DATABASE LEVEL IDS FOR DETECTING AND PREVENTING SQL INJECTION ATTACKS

Abstract

SQL Injection attacks are the costly and critical attacks on web applications: it is a code injection technique that allows attackers to obtain unrestricted access to the databases and to the potentially sensitive information like usernames, passwords, email ids, credit card details of these databases contain. Various techniques have been proposed to address the problem of SQL Injection attack such as defense coding practices, detection and prevention techniques, and ._ 'intrusion detection systems.

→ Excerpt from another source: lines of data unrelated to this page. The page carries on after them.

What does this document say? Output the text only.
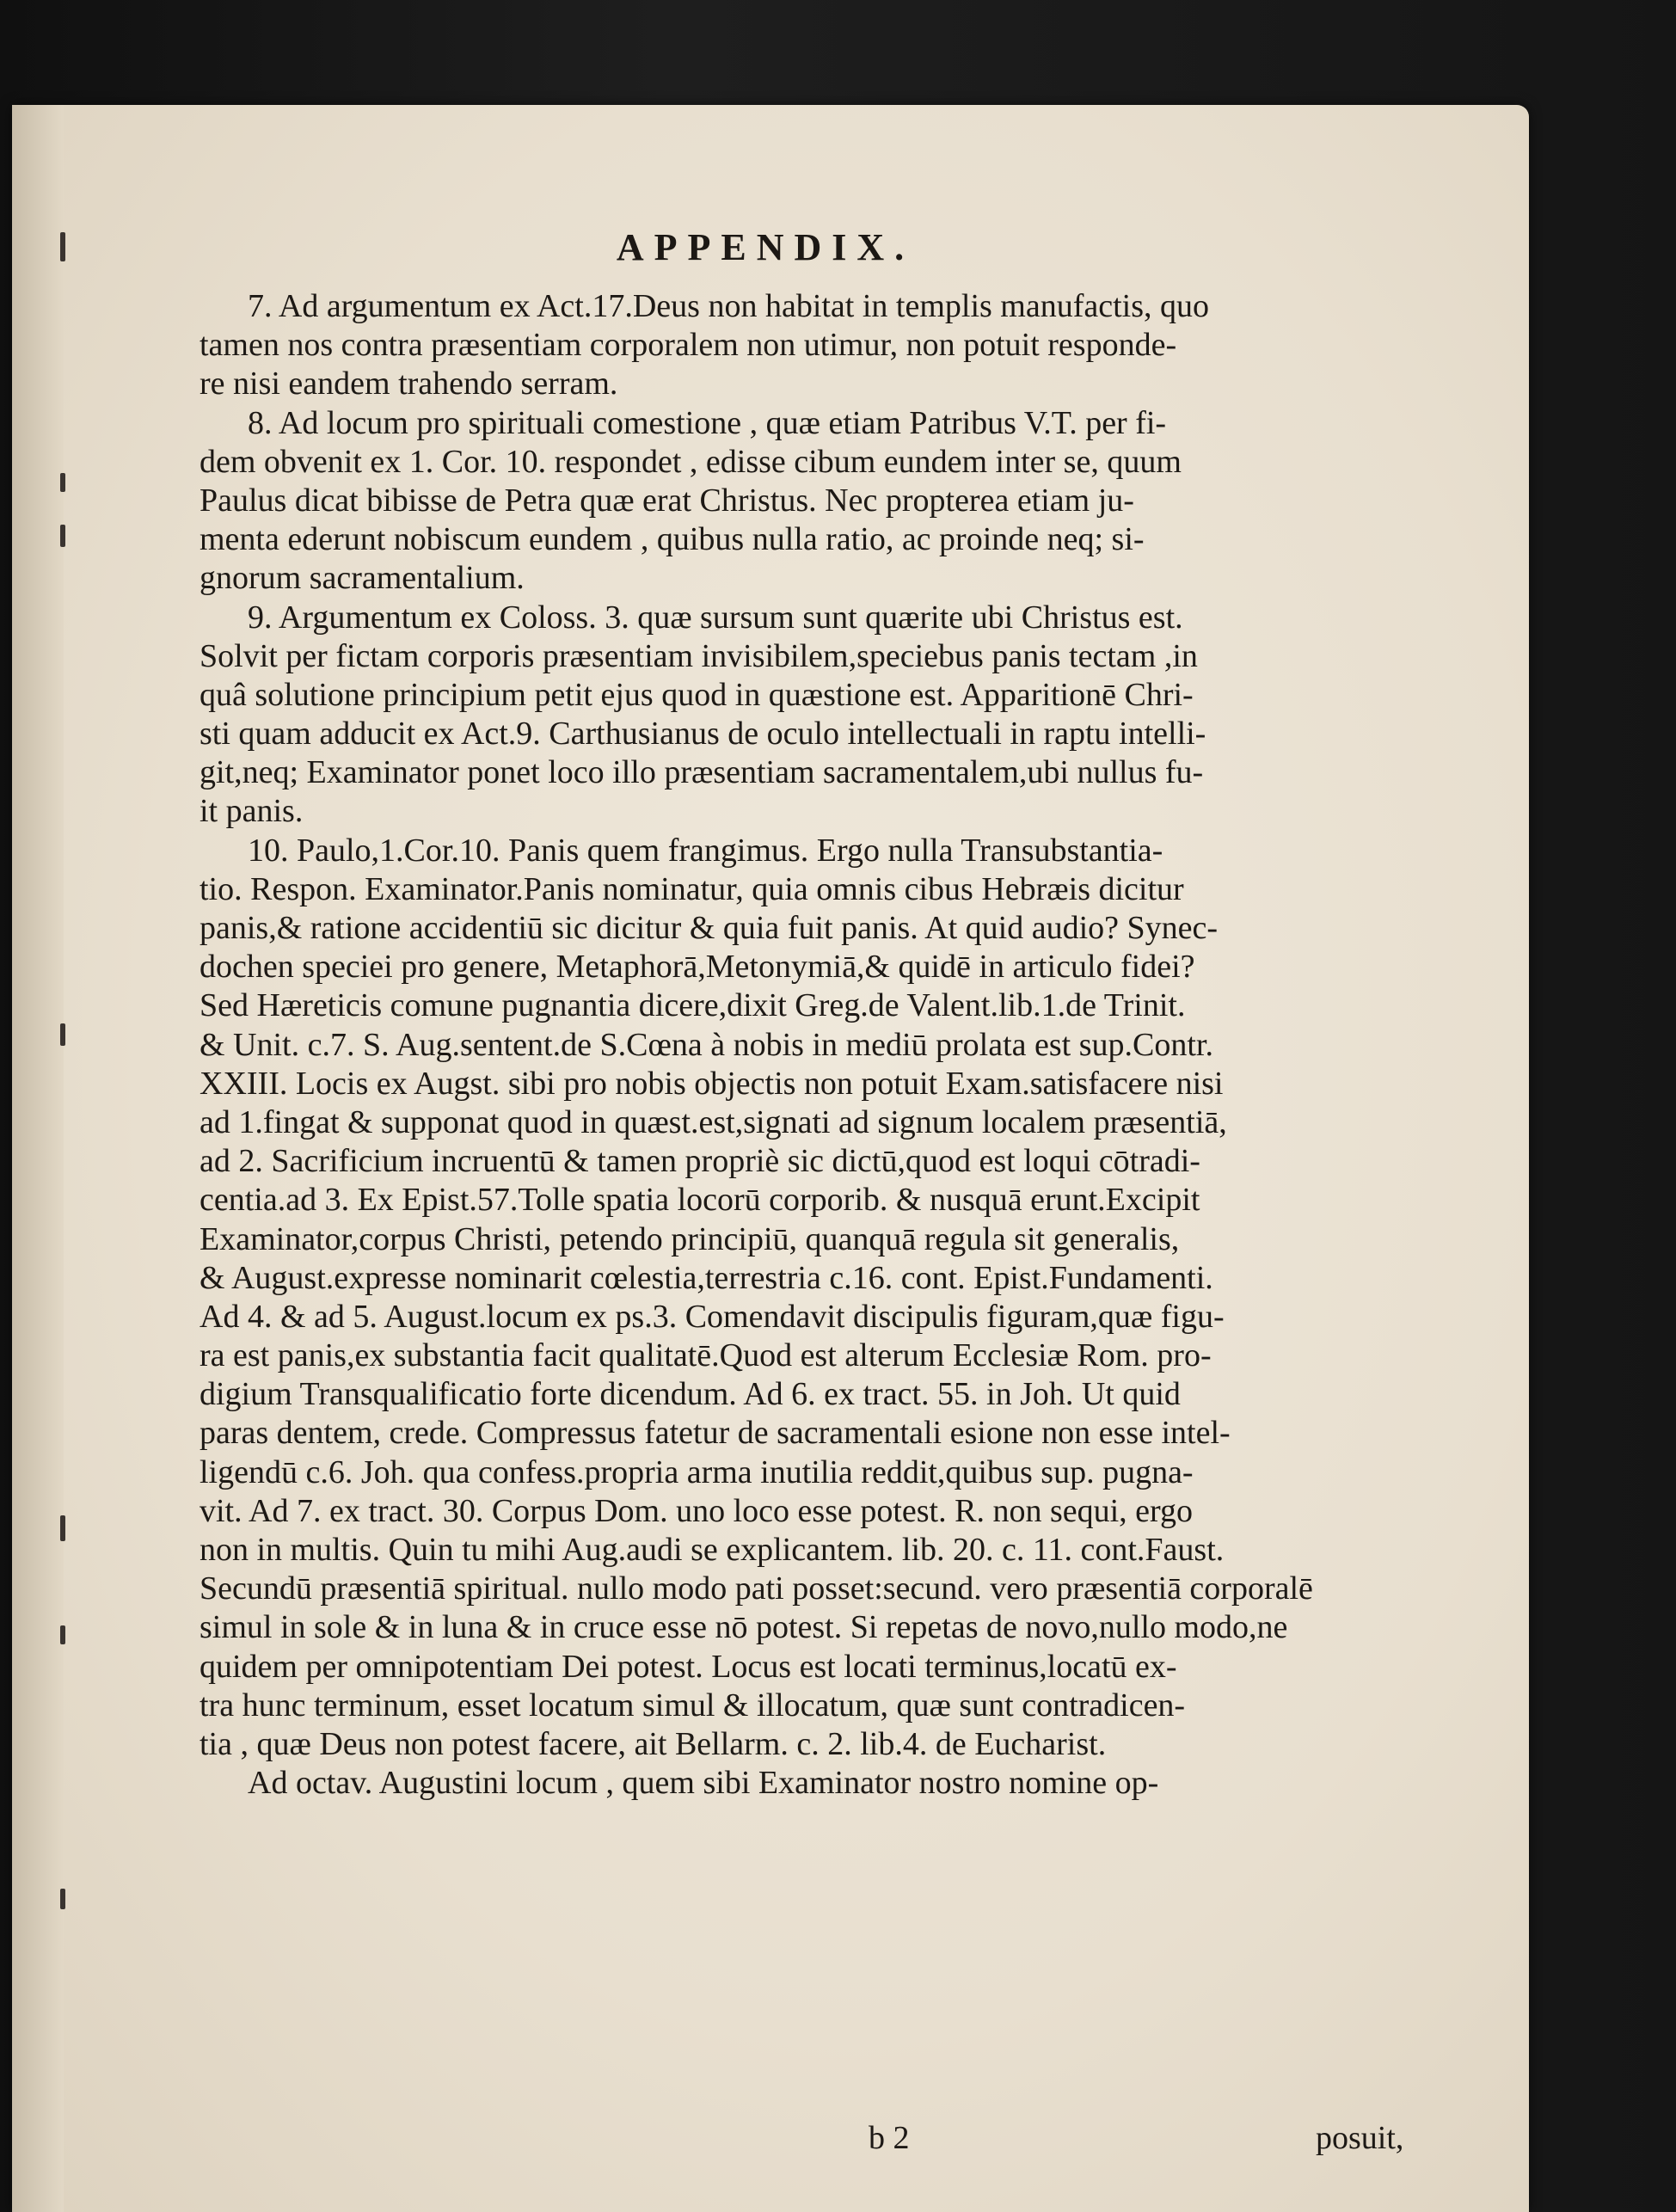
APPENDIX.
7. Ad argumentum ex Act.17.Deus non habitat in templis manufactis, quo
tamen nos contra præsentiam corporalem non utimur, non potuit responde-
re nisi eandem trahendo serram.
8. Ad locum pro spirituali comestione , quæ etiam Patribus V.T. per fi-
dem obvenit ex 1. Cor. 10. respondet , edisse cibum eundem inter se, quum
Paulus dicat bibisse de Petra quæ erat Christus. Nec propterea etiam ju-
menta ederunt nobiscum eundem , quibus nulla ratio, ac proinde neq; si-
gnorum sacramentalium.
9. Argumentum ex Coloss. 3. quæ sursum sunt quærite ubi Christus est.
Solvit per fictam corporis præsentiam invisibilem,speciebus panis tectam ,in
quâ solutione principium petit ejus quod in quæstione est. Apparitionē Chri-
sti quam adducit ex Act.9. Carthusianus de oculo intellectuali in raptu intelli-
git,neq; Examinator ponet loco illo præsentiam sacramentalem,ubi nullus fu-
it panis.
10. Paulo,1.Cor.10. Panis quem frangimus. Ergo nulla Transubstantia-
tio. Respon. Examinator.Panis nominatur, quia omnis cibus Hebræis dicitur
panis,& ratione accidentiū sic dicitur & quia fuit panis. At quid audio? Synec-
dochen speciei pro genere, Metaphorā,Metonymiā,& quidē in articulo fidei?
Sed Hæreticis comune pugnantia dicere,dixit Greg.de Valent.lib.1.de Trinit.
& Unit. c.7. S. Aug.sentent.de S.Cœna à nobis in mediū prolata est sup.Contr.
XXIII. Locis ex Augst. sibi pro nobis objectis non potuit Exam.satisfacere nisi
ad 1.fingat & supponat quod in quæst.est,signati ad signum localem præsentiā,
ad 2. Sacrificium incruentū & tamen propriè sic dictū,quod est loqui cōtradi-
centia.ad 3. Ex Epist.57.Tolle spatia locorū corporib. & nusquā erunt.Excipit
Examinator,corpus Christi, petendo principiū, quanquā regula sit generalis,
& August.expresse nominarit cœlestia,terrestria c.16. cont. Epist.Fundamenti.
Ad 4. & ad 5. August.locum ex ps.3. Comendavit discipulis figuram,quæ figu-
ra est panis,ex substantia facit qualitatē.Quod est alterum Ecclesiæ Rom. pro-
digium Transqualificatio forte dicendum. Ad 6. ex tract. 55. in Joh. Ut quid
paras dentem, crede. Compressus fatetur de sacramentali esione non esse intel-
ligendū c.6. Joh. qua confess.propria arma inutilia reddit,quibus sup. pugna-
vit. Ad 7. ex tract. 30. Corpus Dom. uno loco esse potest. R. non sequi, ergo
non in multis. Quin tu mihi Aug.audi se explicantem. lib. 20. c. 11. cont.Faust.
Secundū præsentiā spiritual. nullo modo pati posset:secund. vero præsentiā corporalē
simul in sole & in luna & in cruce esse nō potest. Si repetas de novo,nullo modo,ne
quidem per omnipotentiam Dei potest. Locus est locati terminus,locatū ex-
tra hunc terminum, esset locatum simul & illocatum, quæ sunt contradicen-
tia , quæ Deus non potest facere, ait Bellarm. c. 2. lib.4. de Eucharist.
Ad octav. Augustini locum , quem sibi Examinator nostro nomine op-
b 2	posuit,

However most of these techniques have one or more disadvantages such as requires code modification, applicable to some type of web applications, and address only some attack types.. In this dissertation entitled "Database Level Ids for Detecting and Preventing SQL Injection Attacks", a secure mechanism for protecting web applications from SQL Injection attacks by using framework and database firewall is proposed and implemented. This mechanism uses combined static and dynamic analysis technique. In static analysis, we list all the URLs, forms, injection points, and vulnerable parameters of web application. Thus, we identify valid queries that could be generated by the application. In dynamic analysis, we use database firewall to monitor runtime generated queries and check them against the whitelist of queries. The results show that implemented mechanism is capable of detecting all types of SQL Injection attacks .: without requiring any code modification to the existing web application but with an additional element of deploying a proxy.